PALÍNDROMO MUSICAL

Todos hão de concordar que o palíndromo enquanto palavra, ou mesmo frase, é algo pouco comum. O que dizer então de um palíndromo musical?

Confesso nunca ter ouvido falar de tal façanha até assistir, na última terceira-feira, a um concerto na Sala Villa Lobos do Teatro Nacional Claudio Santoro, em Brasília. No programa a Sinfonia n° 47 de Josef Haydn, composta, em 1772, em quatro movimentos: Allegro; Un poco adagio, cantabile; Menuet-Reverse e Finale-Presto assai.

Antes de iniciar a performance, o maestro Roberto Tibiriçá dirigiu algumas palavras ao público presente. Falou da genialidade do compositor e preparou a platéia para a maravilha que se seguiria. Esbanjando criatividade, Haydn compôs o terceiro movimento da sinfonia, um minueto, de forma inusitada. A partir da metade do movimento, inverteu a ordem das notas de trás para frente, compondo um autêntíco palíndromo musical. Para os ouvidos menos atentos, o maestro sinalizou o momento em que começaria a inversão. O efeito foi extraordinário e a plateia delirou.

O jornalista e crítico musical João Marcos Coelho chama a atenção para um fato interessante. Haydn foi esnobado pela opinião publica internacional dos ultimos dois séculos. Consideraram-no apenas um predecessor talentoso de Mozart e Bethoven. Entretanto Johannes Brahms, compositor reconhecido como um dos mais rigorosos do século 19, teria dito a respeito de Haydn: "Que homem! Perto dele somos pobres diabos!".

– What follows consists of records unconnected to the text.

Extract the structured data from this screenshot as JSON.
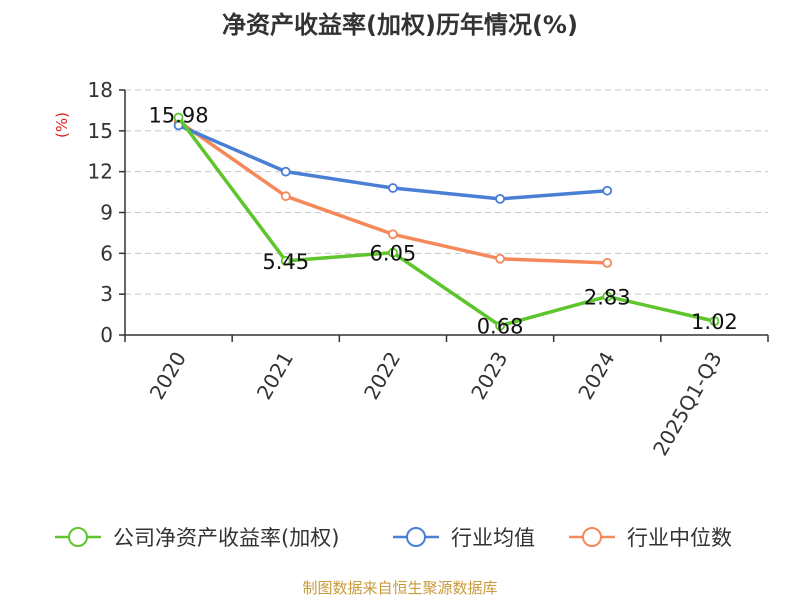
{
  "chart_data": {
    "type": "line",
    "title": "净资产收益率(加权)历年情况(%)",
    "ylabel": "(%)",
    "xlabel": "",
    "ylim": [
      0,
      18
    ],
    "yticks": [
      0,
      3,
      6,
      9,
      12,
      15,
      18
    ],
    "grid": true,
    "legend_position": "bottom",
    "categories": [
      "2020",
      "2021",
      "2022",
      "2023",
      "2024",
      "2025Q1-Q3"
    ],
    "series": [
      {
        "name": "公司净资产收益率(加权)",
        "color": "#5ec52c",
        "values": [
          15.98,
          5.45,
          6.05,
          0.68,
          2.83,
          1.02
        ],
        "labels": [
          "15.98",
          "5.45",
          "6.05",
          "0.68",
          "2.83",
          "1.02"
        ]
      },
      {
        "name": "行业均值",
        "color": "#4a7fd6",
        "values": [
          15.4,
          12.0,
          10.8,
          10.0,
          10.6,
          null
        ]
      },
      {
        "name": "行业中位数",
        "color": "#f5895a",
        "values": [
          15.7,
          10.2,
          7.4,
          5.6,
          5.3,
          null
        ]
      }
    ]
  },
  "footer": {
    "source": "制图数据来自恒生聚源数据库"
  }
}
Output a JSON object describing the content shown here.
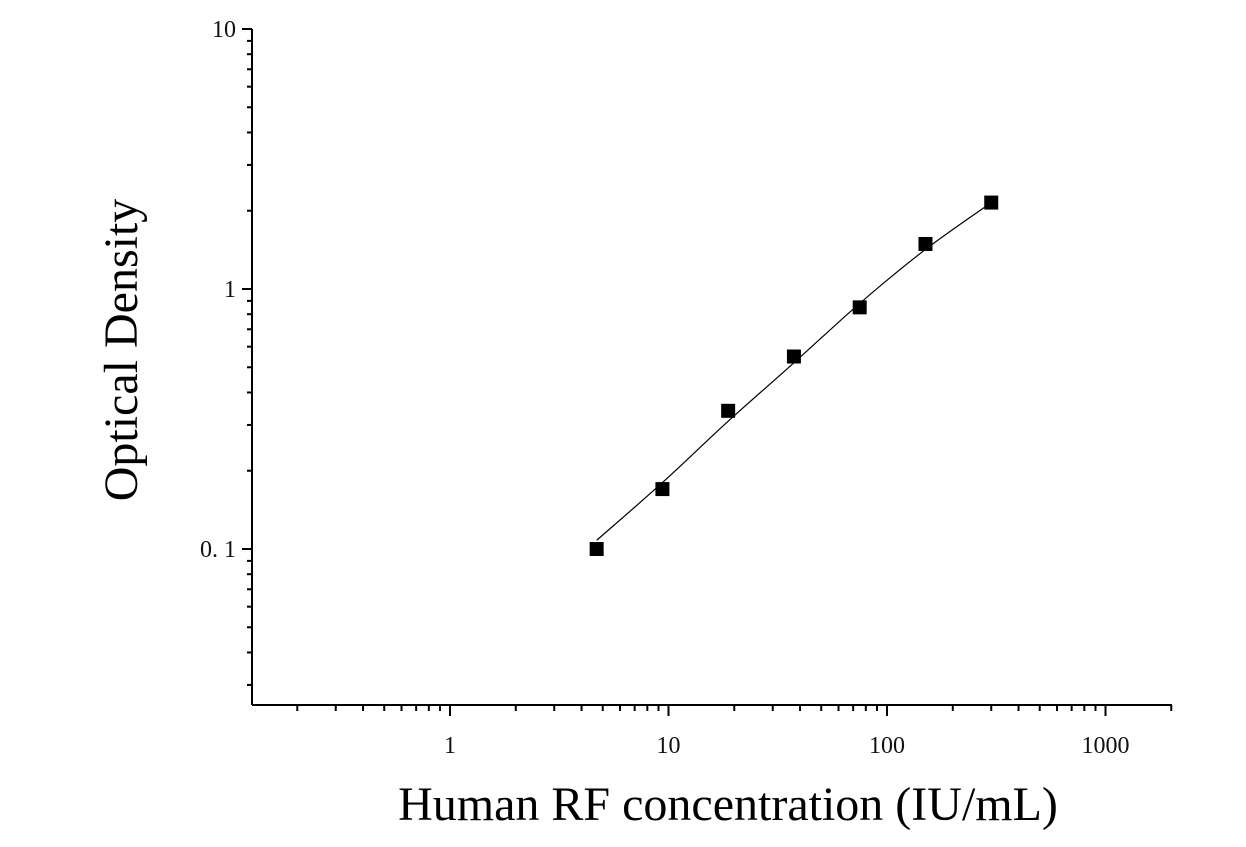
{
  "chart_data": {
    "type": "scatter",
    "xlabel": "Human RF concentration (IU/mL)",
    "ylabel": "Optical Density",
    "x_scale": "log",
    "y_scale": "log",
    "xlim": [
      0.12,
      2000
    ],
    "ylim": [
      0.025,
      10
    ],
    "x_ticks": [
      {
        "value": 1,
        "label": "1"
      },
      {
        "value": 10,
        "label": "10"
      },
      {
        "value": 100,
        "label": "100"
      },
      {
        "value": 1000,
        "label": "1000"
      }
    ],
    "y_ticks": [
      {
        "value": 0.1,
        "label": "0. 1"
      },
      {
        "value": 1,
        "label": "1"
      },
      {
        "value": 10,
        "label": "10"
      }
    ],
    "grid": false,
    "series": [
      {
        "x": [
          4.69,
          9.38,
          18.75,
          37.5,
          75,
          150,
          300
        ],
        "y": [
          0.1,
          0.17,
          0.34,
          0.55,
          0.85,
          1.49,
          2.15
        ]
      }
    ],
    "fit_curve": {
      "x": [
        4.69,
        9.38,
        18.75,
        37.5,
        75,
        150,
        300
      ],
      "y": [
        0.108,
        0.18,
        0.31,
        0.52,
        0.88,
        1.42,
        2.15
      ]
    }
  }
}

Nas palavras de Coelho, "é dele (Haydn) o mais imponente conjunto sinfônico da história da música: 106 obras que condensaram um tipo de música que estava no ar, mas ainda não havia sido codificada. Ouví-las equivale a assistir ao parto da sinfonia, seu crescimento e climax, sobretudo nas doze monumentais sinfonias londrinas finais. Ele desenvolveu e codificou a forma em quatro movimentos, que prevalece até hoje; e além disso estabeleceu os parâmetros instrumentais da hoje familiar orquestra sinfônica clássica. É muita coisa, E coisa de gênio", conclui.

Felicidade minha poder assistir a uma dessas maravilhosas sinfonias executada pela Orquestra Sinfônica do Teatro Nacional Claudio Santoro. Justo aquela do palíndromo a que me referi no começo da crônica. Diante de tanta beleza e perfeição, não resisti a partilhar com os poetas e amigos do Recanto a emoção daquele momento raro.